See, this is what I don't understand. You agree that you don't like the evidence I presented and then you ignored the evidence. Bush redux. In fact, that's the same way Obama got elected.
But like Al B said, she was following the party ( MAC ) line.
And I tried to bring in RR to also lend a little perspective into the argument. No one expects to agree on every issue. But there are Big issues and Small issues. You are nit picking on what I consider small issues. Maybe they are Big issues to you. That's fine. But you are not giving us your criteria. I did.
I gave you the issues I consider critical for conservatives. If you show me where she has been in violation of those :ie: Individual Liberty,Small Government, and Free Enterprise.....AS HER OWN POSITIONS AND NOT PART OF HER LOYALTY TO THE TICKET IN 2008, then maybe you can make the claim that she is a potential Bush redux.
Otherwise, I think simple fairness requires you to hold your fire until she is out on her own running for President.
Bush redux.
She defended it because it was the McCain position and because of what she was told, which was that it was a rescue. Nowhere in that interview did she say she supported TARP in the form that it took immediately after it passed. Period. She blasted "Bernanke and the others" for changing the rules right away after it was passed. She also said she fully supported the Republican opposition to the auto bailout.

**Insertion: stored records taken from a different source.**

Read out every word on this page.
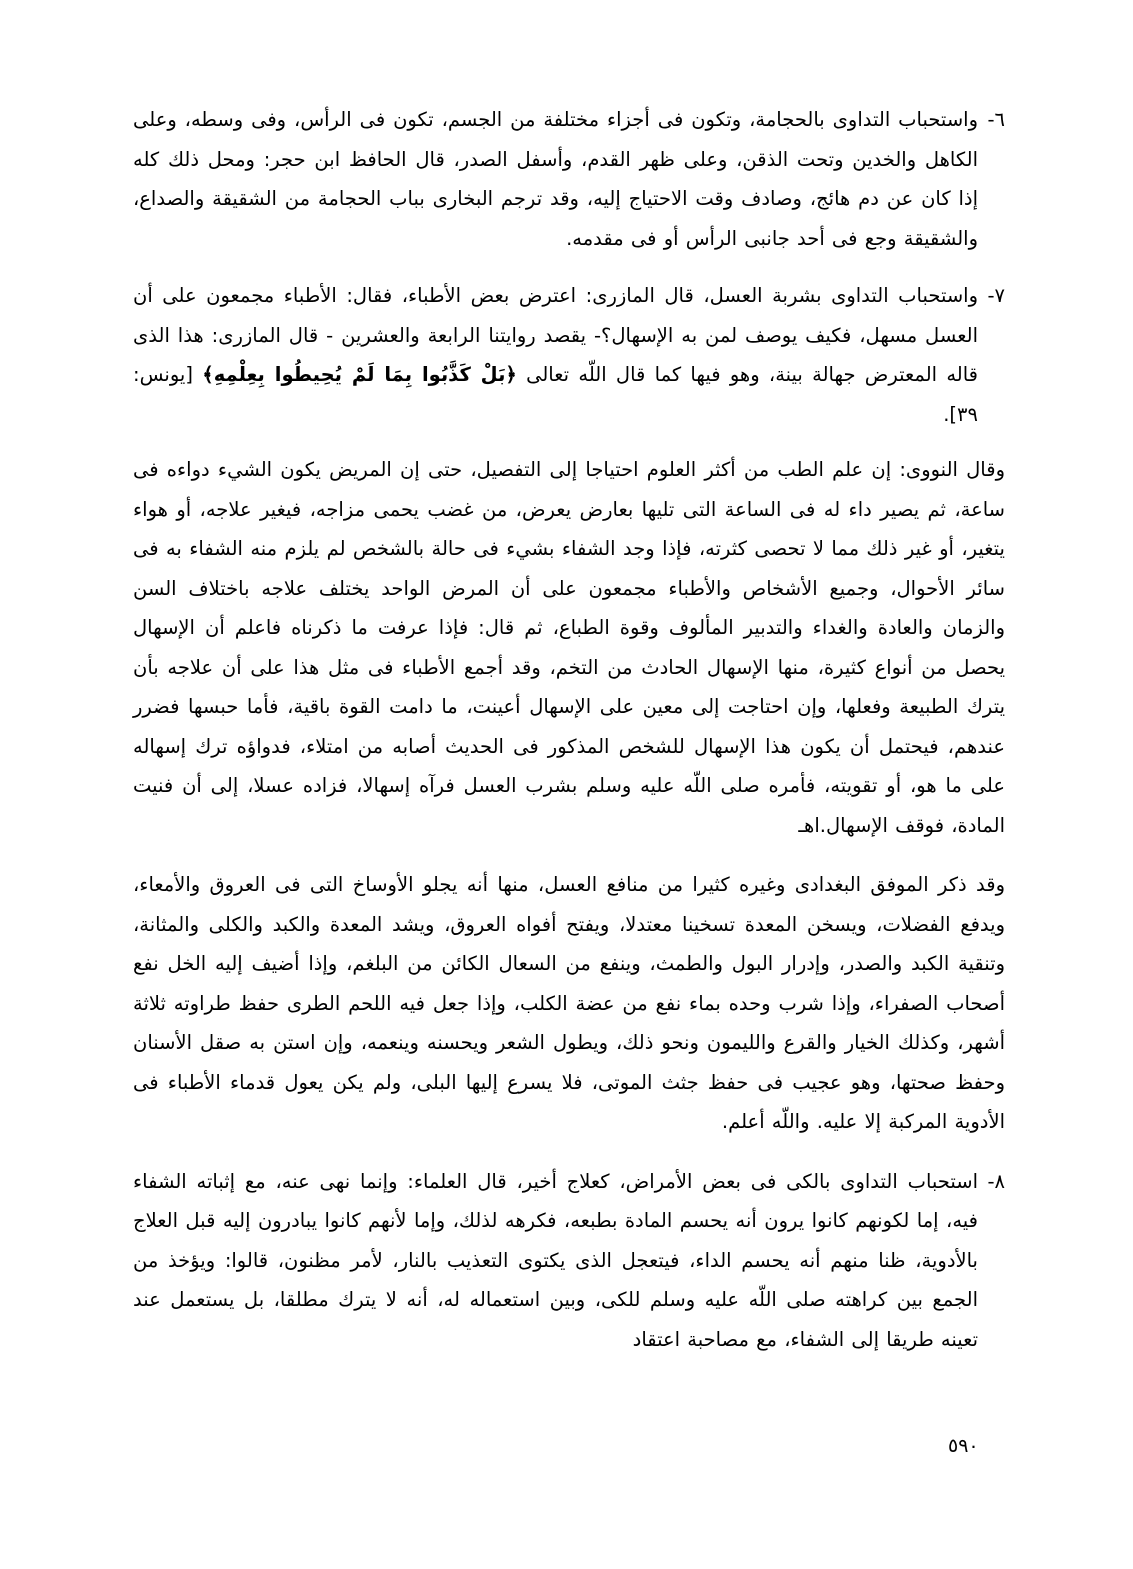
٦-واستحباب التداوى بالحجامة، وتكون فى أجزاء مختلفة من الجسم، تكون فى الرأس، وفى وسطه، وعلى الكاهل والخدين وتحت الذقن، وعلى ظهر القدم، وأسفل الصدر، قال الحافظ ابن حجر: ومحل ذلك كله إذا كان عن دم هائج، وصادف وقت الاحتياج إليه، وقد ترجم البخارى بباب الحجامة من الشقيقة والصداع، والشقيقة وجع فى أحد جانبى الرأس أو فى مقدمه.

٧-واستحباب التداوى بشربة العسل، قال المازرى: اعترض بعض الأطباء، فقال: الأطباء مجمعون على أن العسل مسهل، فكيف يوصف لمن به الإسهال؟- يقصد روايتنا الرابعة والعشرين - قال المازرى: هذا الذى قاله المعترض جهالة بينة، وهو فيها كما قال اللّه تعالى ﴿بَلْ كَذَّبُوا بِمَا لَمْ يُحِيطُوا بِعِلْمِهِ﴾ [يونس: ٣٩].

وقال النووى: إن علم الطب من أكثر العلوم احتياجا إلى التفصيل، حتى إن المريض يكون الشيء دواءه فى ساعة، ثم يصير داء له فى الساعة التى تليها بعارض يعرض، من غضب يحمى مزاجه، فيغير علاجه، أو هواء يتغير، أو غير ذلك مما لا تحصى كثرته، فإذا وجد الشفاء بشيء فى حالة بالشخص لم يلزم منه الشفاء به فى سائر الأحوال، وجميع الأشخاص والأطباء مجمعون على أن المرض الواحد يختلف علاجه باختلاف السن والزمان والعادة والغداء والتدبير المألوف وقوة الطباع، ثم قال: فإذا عرفت ما ذكرناه فاعلم أن الإسهال يحصل من أنواع كثيرة، منها الإسهال الحادث من التخم، وقد أجمع الأطباء فى مثل هذا على أن علاجه بأن يترك الطبيعة وفعلها، وإن احتاجت إلى معين على الإسهال أعينت، ما دامت القوة باقية، فأما حبسها فضرر عندهم، فيحتمل أن يكون هذا الإسهال للشخص المذكور فى الحديث أصابه من امتلاء، فدواؤه ترك إسهاله على ما هو، أو تقويته، فأمره صلى اللّه عليه وسلم بشرب العسل فرآه إسهالا، فزاده عسلا، إلى أن فنيت المادة، فوقف الإسهال.اهـ

وقد ذكر الموفق البغدادى وغيره كثيرا من منافع العسل، منها أنه يجلو الأوساخ التى فى العروق والأمعاء، ويدفع الفضلات، ويسخن المعدة تسخينا معتدلا، ويفتح أفواه العروق، ويشد المعدة والكبد والكلى والمثانة، وتنقية الكبد والصدر، وإدرار البول والطمث، وينفع من السعال الكائن من البلغم، وإذا أضيف إليه الخل نفع أصحاب الصفراء، وإذا شرب وحده بماء نفع من عضة الكلب، وإذا جعل فيه اللحم الطرى حفظ طراوته ثلاثة أشهر، وكذلك الخيار والقرع والليمون ونحو ذلك، ويطول الشعر ويحسنه وينعمه، وإن استن به صقل الأسنان وحفظ صحتها، وهو عجيب فى حفظ جثث الموتى، فلا يسرع إليها البلى، ولم يكن يعول قدماء الأطباء فى الأدوية المركبة إلا عليه. واللّه أعلم.

٨-استحباب التداوى بالكى فى بعض الأمراض، كعلاج أخير، قال العلماء: وإنما نهى عنه، مع إثباته الشفاء فيه، إما لكونهم كانوا يرون أنه يحسم المادة بطبعه، فكرهه لذلك، وإما لأنهم كانوا يبادرون إليه قبل العلاج بالأدوية، ظنا منهم أنه يحسم الداء، فيتعجل الذى يكتوى التعذيب بالنار، لأمر مظنون، قالوا: ويؤخذ من الجمع بين كراهته صلى اللّه عليه وسلم للكى، وبين استعماله له، أنه لا يترك مطلقا، بل يستعمل عند تعينه طريقا إلى الشفاء، مع مصاحبة اعتقاد

٥٩٠
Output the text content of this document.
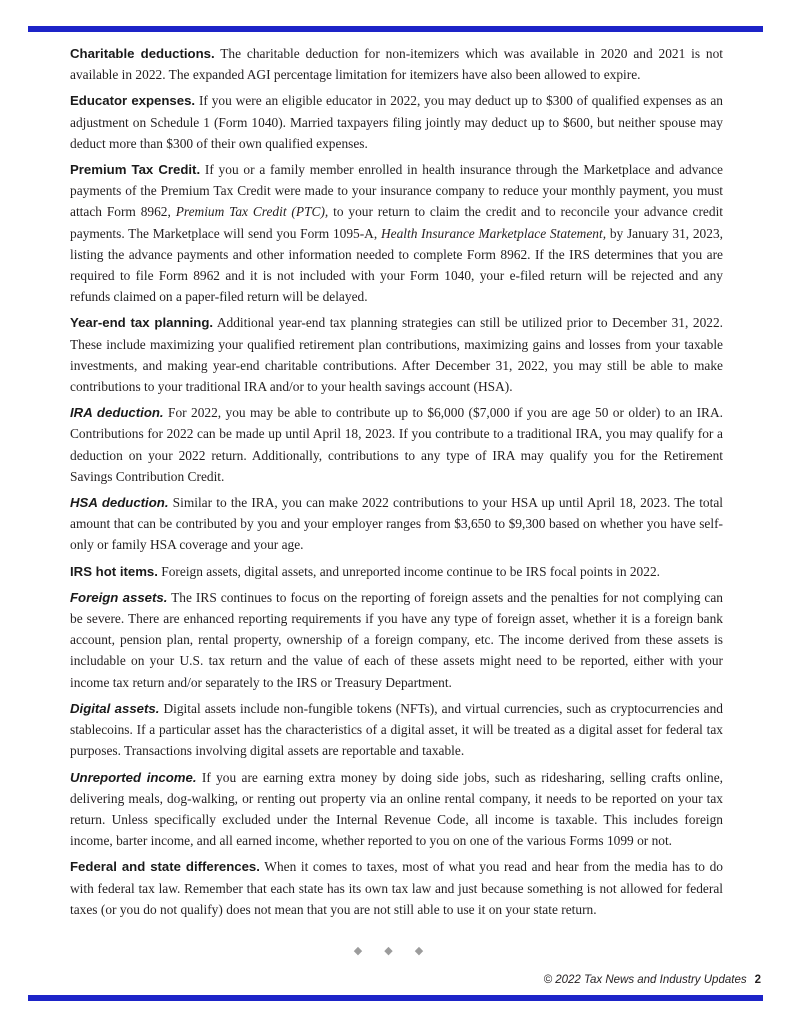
Charitable deductions. The charitable deduction for non-itemizers which was available in 2020 and 2021 is not available in 2022. The expanded AGI percentage limitation for itemizers have also been allowed to expire.

Educator expenses. If you were an eligible educator in 2022, you may deduct up to $300 of qualified expenses as an adjustment on Schedule 1 (Form 1040). Married taxpayers filing jointly may deduct up to $600, but neither spouse may deduct more than $300 of their own qualified expenses.

Premium Tax Credit. If you or a family member enrolled in health insurance through the Marketplace and advance payments of the Premium Tax Credit were made to your insurance company to reduce your monthly payment, you must attach Form 8962, Premium Tax Credit (PTC), to your return to claim the credit and to reconcile your advance credit payments. The Marketplace will send you Form 1095-A, Health Insurance Marketplace Statement, by January 31, 2023, listing the advance payments and other information needed to complete Form 8962. If the IRS determines that you are required to file Form 8962 and it is not included with your Form 1040, your e-filed return will be rejected and any refunds claimed on a paper-filed return will be delayed.

Year-end tax planning. Additional year-end tax planning strategies can still be utilized prior to December 31, 2022. These include maximizing your qualified retirement plan contributions, maximizing gains and losses from your taxable investments, and making year-end charitable contributions. After December 31, 2022, you may still be able to make contributions to your traditional IRA and/or to your health savings account (HSA).

IRA deduction. For 2022, you may be able to contribute up to $6,000 ($7,000 if you are age 50 or older) to an IRA. Contributions for 2022 can be made up until April 18, 2023. If you contribute to a traditional IRA, you may qualify for a deduction on your 2022 return. Additionally, contributions to any type of IRA may qualify you for the Retirement Savings Contribution Credit.

HSA deduction. Similar to the IRA, you can make 2022 contributions to your HSA up until April 18, 2023. The total amount that can be contributed by you and your employer ranges from $3,650 to $9,300 based on whether you have self-only or family HSA coverage and your age.

IRS hot items. Foreign assets, digital assets, and unreported income continue to be IRS focal points in 2022.

Foreign assets. The IRS continues to focus on the reporting of foreign assets and the penalties for not complying can be severe. There are enhanced reporting requirements if you have any type of foreign asset, whether it is a foreign bank account, pension plan, rental property, ownership of a foreign company, etc. The income derived from these assets is includable on your U.S. tax return and the value of each of these assets might need to be reported, either with your income tax return and/or separately to the IRS or Treasury Department.

Digital assets. Digital assets include non-fungible tokens (NFTs), and virtual currencies, such as cryptocurrencies and stablecoins. If a particular asset has the characteristics of a digital asset, it will be treated as a digital asset for federal tax purposes. Transactions involving digital assets are reportable and taxable.

Unreported income. If you are earning extra money by doing side jobs, such as ridesharing, selling crafts online, delivering meals, dog-walking, or renting out property via an online rental company, it needs to be reported on your tax return. Unless specifically excluded under the Internal Revenue Code, all income is taxable. This includes foreign income, barter income, and all earned income, whether reported to you on one of the various Forms 1099 or not.

Federal and state differences. When it comes to taxes, most of what you read and hear from the media has to do with federal tax law. Remember that each state has its own tax law and just because something is not allowed for federal taxes (or you do not qualify) does not mean that you are not still able to use it on your state return.

◆ ◆ ◆
© 2022 Tax News and Industry Updates 2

Since then, she has opposed the stimulus and the other spending crap that has come out of Congress. Her fiscal year 2010 budget in Alaska has a 16% REAL reduction in outlays so far and she hasn't finished with the veto pen yet.
If you're trying to make the case that she's not a limited- government fiscal conservative, you're just flat wrong.
No endying Steele has been underwhelming.
If we can't change Congress in 2010 and get Obama out of the White House in 2012, none of it may matter anyway. And as Scott Rasmussen says in this article (and I agree completely with him), the GOP leadership is utterly lost right now.
I hate to tell you this, but Ronald Reagan picked GH Bush as his vice president, which was the springboard for him to become president and was also how GW Bush became president.
“hate to tell you this” Don’t EVER talk down to me again! Where were YOU in 1980?! I was at the Iowa Caucus for Ronald Reagan. Bush would have NEVER been anything w/out Reagan!